O da-vez ainda tentou argumentar. Qual vergonha? Ali era tudo gente. E gente simples, fez questão de adicionar. E quanto ao carrinho, vigiaríamos. Não adiantou. Não moveu o pé dali da entrada, distante daqueles que ela julgava com mais méritos do que ela.

O citado, então e antes que ela voltasse às suas mercadorias estacionadas, disse que ela aguardasse ali mesmo. Iria lá dentro ver se por ventura tinha alguma latinha, vai saber. Ela, esforçando-se pra falar, juntou coragem e pediu que, se tivesse alguma comida que não fosse nos faltar, aceitava também, com o desculpar da solicitação.

Pro bem da natureza, mas azar da mulher, não havia mesmo muita embalagem. Latinha, nenhuma.

O homem, contudo, trouxera uma generosa marmita que não iria nos faltar. Era comida o suficiente pra alimentar ela e o par de netos, sorriu satisfeita.

Saiu agradecendo e nos desejando tudo o de melhor. Decerto sabendo que com sua vida que ela julgava inferior não conseguiria, passou a conta a Deus. Que Ele nos protegesse e nos acompanhasse hoje e sempre.

Cético, não sei se Deus existe.

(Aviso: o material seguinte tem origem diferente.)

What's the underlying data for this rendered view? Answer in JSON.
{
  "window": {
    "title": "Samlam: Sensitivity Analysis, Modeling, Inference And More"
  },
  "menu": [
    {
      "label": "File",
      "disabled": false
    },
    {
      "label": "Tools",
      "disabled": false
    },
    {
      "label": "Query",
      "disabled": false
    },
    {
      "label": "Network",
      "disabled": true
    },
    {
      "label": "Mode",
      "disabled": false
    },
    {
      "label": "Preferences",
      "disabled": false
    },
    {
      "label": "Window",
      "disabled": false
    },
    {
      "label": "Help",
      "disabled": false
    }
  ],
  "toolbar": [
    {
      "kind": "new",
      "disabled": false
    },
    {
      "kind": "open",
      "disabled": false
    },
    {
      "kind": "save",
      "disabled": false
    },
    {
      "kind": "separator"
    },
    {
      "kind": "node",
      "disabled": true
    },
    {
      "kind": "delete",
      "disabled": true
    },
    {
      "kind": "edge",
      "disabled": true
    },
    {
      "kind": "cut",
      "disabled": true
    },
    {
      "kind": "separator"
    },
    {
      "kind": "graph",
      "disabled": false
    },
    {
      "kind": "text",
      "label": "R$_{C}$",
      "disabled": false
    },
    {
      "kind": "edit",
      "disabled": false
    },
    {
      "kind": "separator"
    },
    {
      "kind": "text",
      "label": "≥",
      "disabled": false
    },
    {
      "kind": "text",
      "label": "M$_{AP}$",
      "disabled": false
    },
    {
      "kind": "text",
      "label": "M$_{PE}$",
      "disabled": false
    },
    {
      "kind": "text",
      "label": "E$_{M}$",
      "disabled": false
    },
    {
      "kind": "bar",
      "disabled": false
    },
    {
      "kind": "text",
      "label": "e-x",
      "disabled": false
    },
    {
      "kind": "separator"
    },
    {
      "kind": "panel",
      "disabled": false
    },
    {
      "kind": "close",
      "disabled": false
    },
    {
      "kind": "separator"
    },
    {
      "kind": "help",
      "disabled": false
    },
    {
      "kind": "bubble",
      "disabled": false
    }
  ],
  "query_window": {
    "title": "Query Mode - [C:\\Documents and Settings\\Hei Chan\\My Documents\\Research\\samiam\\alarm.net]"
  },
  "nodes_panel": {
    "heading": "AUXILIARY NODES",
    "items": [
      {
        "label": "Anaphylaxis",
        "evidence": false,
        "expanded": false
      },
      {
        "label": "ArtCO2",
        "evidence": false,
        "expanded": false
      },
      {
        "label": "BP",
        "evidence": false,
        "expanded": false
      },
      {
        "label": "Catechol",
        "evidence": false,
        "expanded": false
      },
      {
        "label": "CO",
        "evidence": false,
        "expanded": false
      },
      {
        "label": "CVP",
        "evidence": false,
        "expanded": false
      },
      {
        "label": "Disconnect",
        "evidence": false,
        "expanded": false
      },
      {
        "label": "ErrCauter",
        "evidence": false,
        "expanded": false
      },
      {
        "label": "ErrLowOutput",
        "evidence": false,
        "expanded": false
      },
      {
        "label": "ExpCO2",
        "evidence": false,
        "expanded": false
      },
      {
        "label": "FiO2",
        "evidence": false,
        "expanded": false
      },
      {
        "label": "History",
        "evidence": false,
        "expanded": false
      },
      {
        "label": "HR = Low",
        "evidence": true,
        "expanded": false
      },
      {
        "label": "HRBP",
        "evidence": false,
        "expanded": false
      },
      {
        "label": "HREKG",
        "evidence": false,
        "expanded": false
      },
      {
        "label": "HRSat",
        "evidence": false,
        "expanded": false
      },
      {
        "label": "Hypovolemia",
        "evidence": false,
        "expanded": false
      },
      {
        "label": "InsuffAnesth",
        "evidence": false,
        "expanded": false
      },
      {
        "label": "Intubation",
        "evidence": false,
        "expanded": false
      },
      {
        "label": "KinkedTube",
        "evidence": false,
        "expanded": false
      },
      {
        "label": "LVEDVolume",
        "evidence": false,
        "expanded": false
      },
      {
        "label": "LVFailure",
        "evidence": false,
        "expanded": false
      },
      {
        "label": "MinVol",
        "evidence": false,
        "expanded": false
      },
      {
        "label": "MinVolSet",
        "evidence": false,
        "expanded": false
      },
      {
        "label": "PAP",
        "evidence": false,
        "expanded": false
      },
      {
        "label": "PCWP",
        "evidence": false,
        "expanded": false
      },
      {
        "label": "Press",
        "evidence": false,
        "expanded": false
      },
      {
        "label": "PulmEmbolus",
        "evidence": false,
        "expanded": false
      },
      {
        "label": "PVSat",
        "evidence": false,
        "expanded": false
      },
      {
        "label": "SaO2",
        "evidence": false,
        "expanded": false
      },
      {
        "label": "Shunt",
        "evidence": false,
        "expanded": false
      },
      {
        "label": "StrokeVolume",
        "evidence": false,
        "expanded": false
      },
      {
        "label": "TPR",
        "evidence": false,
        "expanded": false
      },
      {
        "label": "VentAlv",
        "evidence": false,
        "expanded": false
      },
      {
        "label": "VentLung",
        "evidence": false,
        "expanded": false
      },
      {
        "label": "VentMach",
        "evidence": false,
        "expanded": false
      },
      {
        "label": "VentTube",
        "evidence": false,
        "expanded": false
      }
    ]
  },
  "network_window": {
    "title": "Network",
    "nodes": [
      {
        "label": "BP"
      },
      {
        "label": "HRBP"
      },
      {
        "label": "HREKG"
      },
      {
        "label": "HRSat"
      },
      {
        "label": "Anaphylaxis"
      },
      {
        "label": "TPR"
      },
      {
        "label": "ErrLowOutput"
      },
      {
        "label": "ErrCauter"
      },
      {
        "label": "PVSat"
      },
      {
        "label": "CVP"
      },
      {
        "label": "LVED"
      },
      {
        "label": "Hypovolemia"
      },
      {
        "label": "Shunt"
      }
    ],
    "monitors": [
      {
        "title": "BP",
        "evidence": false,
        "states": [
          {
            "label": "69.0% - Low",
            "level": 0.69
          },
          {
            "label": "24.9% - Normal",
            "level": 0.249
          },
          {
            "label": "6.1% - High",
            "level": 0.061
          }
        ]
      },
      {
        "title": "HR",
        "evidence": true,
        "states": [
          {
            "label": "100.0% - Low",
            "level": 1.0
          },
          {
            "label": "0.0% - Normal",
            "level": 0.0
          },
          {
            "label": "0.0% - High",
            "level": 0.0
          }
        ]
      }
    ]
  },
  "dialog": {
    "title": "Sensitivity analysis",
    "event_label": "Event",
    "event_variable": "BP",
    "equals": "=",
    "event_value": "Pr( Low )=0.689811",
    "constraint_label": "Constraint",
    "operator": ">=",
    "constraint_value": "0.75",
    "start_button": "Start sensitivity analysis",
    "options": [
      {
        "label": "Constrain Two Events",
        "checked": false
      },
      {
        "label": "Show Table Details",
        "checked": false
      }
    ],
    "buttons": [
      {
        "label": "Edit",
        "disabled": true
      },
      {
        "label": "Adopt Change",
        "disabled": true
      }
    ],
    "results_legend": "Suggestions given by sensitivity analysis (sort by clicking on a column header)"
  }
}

Mas volta e meia Lhe falo. Com mais ou menos convicção. Depende do grau de minha necessidade.

Em desespero, quando preciso d’algo, torço muito pra que Ele exista e não me ignore. Mas, naquele dia, não foi por mim que eu rezei esperando que Me escutasse. Foi por ela. Ela julgou que nada poderia fazer por nós. Mal sabe ela que eu tampouco posso ajudá-la para além de um pedaço de carne com arroz de ontem.

Se Deus existir, espero que não a ignore.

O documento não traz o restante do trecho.